Cominciò così il martirologio della modernità. Da allora
sino a oggi, il bilancio di quelle ideologie venute a
sostituire «l’irrazionalismo religioso» è drammaticamente
monotono. Sempre, senza alcuna eccezione, i paradisi in
terra promessi dal «piano» pensato a tavolino si sono
trasformati in ben concreti inferni nella pratica. Sempre,
in nome della «fraternità», si è giunti al Terrore, non di
rado al genocidio. E per un meccanismo tanto semplice quanto
implacabile: l’utopia da intellettuale, così impeccabile e
attraente sulla carta, applicata – con le buone, ma spesso
con le cattive – alla carne viva dell’ umanità mostra subito
la sua astrattezza, la sua incapacità di far posto alla
complessità del reale. Ma se la teoria non funziona nei
fatti, gli «ideologi» non ne deducono l’inadeguatezza, ma ne
traggono un minaccio-so: «Ebbene, tanto peggio per i fatti».

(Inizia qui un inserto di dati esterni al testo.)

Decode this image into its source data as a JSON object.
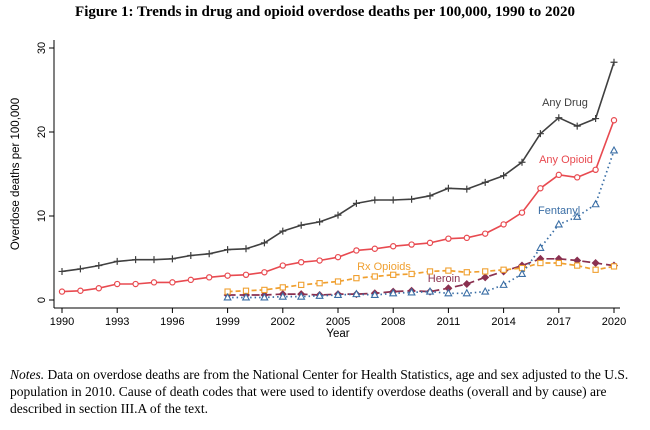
{
  "title": "Figure 1: Trends in drug and opioid overdose deaths per 100,000, 1990 to 2020",
  "notes": {
    "lead": "Notes.",
    "text": " Data on overdose deaths are from the National Center for Health Statistics, age and sex adjusted to the U.S. population in 2010. Cause of death codes that were used to identify overdose deaths (overall and by cause) are described in section III.A of the text."
  },
  "chart_data": {
    "type": "line",
    "xlabel": "Year",
    "ylabel": "Overdose deaths per 100,000",
    "xlim": [
      1990,
      2020
    ],
    "ylim": [
      0,
      30
    ],
    "xticks": [
      1990,
      1993,
      1996,
      1999,
      2002,
      2005,
      2008,
      2011,
      2014,
      2017,
      2020
    ],
    "yticks": [
      0,
      10,
      20,
      30
    ],
    "grid": false,
    "legend": "inline labels",
    "series": [
      {
        "name": "Any Drug",
        "color": "#404040",
        "marker": "plus",
        "dash": "solid",
        "x": [
          1990,
          1991,
          1992,
          1993,
          1994,
          1995,
          1996,
          1997,
          1998,
          1999,
          2000,
          2001,
          2002,
          2003,
          2004,
          2005,
          2006,
          2007,
          2008,
          2009,
          2010,
          2011,
          2012,
          2013,
          2014,
          2015,
          2016,
          2017,
          2018,
          2019,
          2020
        ],
        "y": [
          3.4,
          3.7,
          4.1,
          4.6,
          4.8,
          4.8,
          4.9,
          5.3,
          5.5,
          6.0,
          6.1,
          6.8,
          8.2,
          8.9,
          9.3,
          10.1,
          11.5,
          11.9,
          11.9,
          12.0,
          12.4,
          13.3,
          13.2,
          14.0,
          14.8,
          16.4,
          19.8,
          21.7,
          20.7,
          21.6,
          28.3
        ]
      },
      {
        "name": "Any Opioid",
        "color": "#e84a50",
        "marker": "circle",
        "dash": "solid",
        "x": [
          1990,
          1991,
          1992,
          1993,
          1994,
          1995,
          1996,
          1997,
          1998,
          1999,
          2000,
          2001,
          2002,
          2003,
          2004,
          2005,
          2006,
          2007,
          2008,
          2009,
          2010,
          2011,
          2012,
          2013,
          2014,
          2015,
          2016,
          2017,
          2018,
          2019,
          2020
        ],
        "y": [
          1.0,
          1.1,
          1.4,
          1.9,
          1.9,
          2.1,
          2.1,
          2.4,
          2.7,
          2.9,
          3.0,
          3.3,
          4.1,
          4.5,
          4.7,
          5.1,
          5.9,
          6.1,
          6.4,
          6.6,
          6.8,
          7.3,
          7.4,
          7.9,
          9.0,
          10.4,
          13.3,
          14.9,
          14.6,
          15.5,
          21.4
        ]
      },
      {
        "name": "Fentanyl",
        "color": "#3a6ea5",
        "marker": "triangle",
        "dash": "dotted",
        "x": [
          1999,
          2000,
          2001,
          2002,
          2003,
          2004,
          2005,
          2006,
          2007,
          2008,
          2009,
          2010,
          2011,
          2012,
          2013,
          2014,
          2015,
          2016,
          2017,
          2018,
          2019,
          2020
        ],
        "y": [
          0.3,
          0.3,
          0.3,
          0.4,
          0.4,
          0.5,
          0.6,
          0.7,
          0.6,
          0.8,
          0.9,
          1.0,
          0.8,
          0.8,
          1.0,
          1.8,
          3.1,
          6.2,
          9.0,
          9.9,
          11.4,
          17.8
        ]
      },
      {
        "name": "Rx Opioids",
        "color": "#f0a030",
        "marker": "square",
        "dash": "dashed",
        "x": [
          1999,
          2000,
          2001,
          2002,
          2003,
          2004,
          2005,
          2006,
          2007,
          2008,
          2009,
          2010,
          2011,
          2012,
          2013,
          2014,
          2015,
          2016,
          2017,
          2018,
          2019,
          2020
        ],
        "y": [
          1.0,
          1.1,
          1.2,
          1.5,
          1.8,
          2.0,
          2.2,
          2.6,
          2.8,
          3.0,
          3.1,
          3.4,
          3.5,
          3.3,
          3.4,
          3.6,
          3.8,
          4.4,
          4.4,
          4.1,
          3.6,
          4.0
        ]
      },
      {
        "name": "Heroin",
        "color": "#8a3050",
        "marker": "diamond",
        "dash": "longdash",
        "x": [
          1999,
          2000,
          2001,
          2002,
          2003,
          2004,
          2005,
          2006,
          2007,
          2008,
          2009,
          2010,
          2011,
          2012,
          2013,
          2014,
          2015,
          2016,
          2017,
          2018,
          2019,
          2020
        ],
        "y": [
          0.6,
          0.6,
          0.6,
          0.7,
          0.7,
          0.6,
          0.7,
          0.7,
          0.8,
          1.0,
          1.1,
          1.0,
          1.4,
          1.9,
          2.7,
          3.4,
          4.1,
          4.9,
          4.9,
          4.7,
          4.4,
          4.1
        ]
      }
    ]
  }
}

Così l’utopia perde subito i suoi aspetti «umanistici» e
mansueti, radicalizzandosi e divenendo oppressiva: «Sii mio
fratello o muori!». Le prigioni cominciano ad aprirsi per
gli «asociali», cioè per coloro che non ce la fanno, come
tutti, ma osano dirlo, ad adeguarsi a un modello così
teorico e, dunque, disumano, di società. Ma poiché nessuna
repressione basta, e tutto il meccanismo si inceppa sempre
più – a cominciare, di solito, dal lato economico, ma anche
da quello etico, morale: che è carissimo tra tutti al cuore
di ogni utopista – ecco sorgere l’ossessione del complotto:
la teoria è perfetta; volente o nolente (a parte le frange
«asociali», già castigate come meritano) la gente cerca di
praticarla, anche perché la polizia vigila. Se le cose non
funzionano, se anzi peggiorano sempre più, la colpa è delle
«quinte colonne», è dei sabotatori interni, è dei nemici
esterni, è delle oscure forze della reazione, è del mondo
che muore che non si rassegna al nuovo. Da qui purghe,
epurazioni, lager e gulag = il Terrore.
È’ la parabola tragica che ha accompagnato la modernità e
che è costata così spesso sangue; sempre, delusioni cocenti,
sperpero di energie e di intelligenze, rovesciamento delle
attese (per limitarci all’ ultima, impressionante,
ubriacatura da utopie e da «piani per un mondo diverso» –
quella del Sessantotto – si è forse dimenticato che i mitici
«giovani» di allora sono diventati, vent’anni dopo, la
generazione dei quarantenni più sfacciatamente «edonisti»,
forse i meno «sociali» del secolo, i «rampanti» degli anni
Ottanta e del boom economico dell’era reaganiana?).
La facciamo corta, anche perché non vorremmo togliere al
lettore che si fosse ingolfato nella lettura di queste
nostre righe introduttive la possibilità di cominciare
subito la lettura delle pagine di Rino Cammilleri. Singolare
figura di convertito a un cattolicesimo militante e «tosto»,
che non teme di ricordare agli interlocutori le ragioni
della sua fede, alla cui luce giudica l’uomo e la storia
(cosa che, chissà perché, è tenuta per intollerabilmente
«apologetica», «poco dialogica ed ecumenica» da non pochi
«intellettuali» clericali di oggi), già noto per altre opere
non allineate alla vulgata anche cattolica attuale (I santi
militari, per esempio) Cammilleri ci sembra avere fatto qui
opera assai utile e al contempo leggibile.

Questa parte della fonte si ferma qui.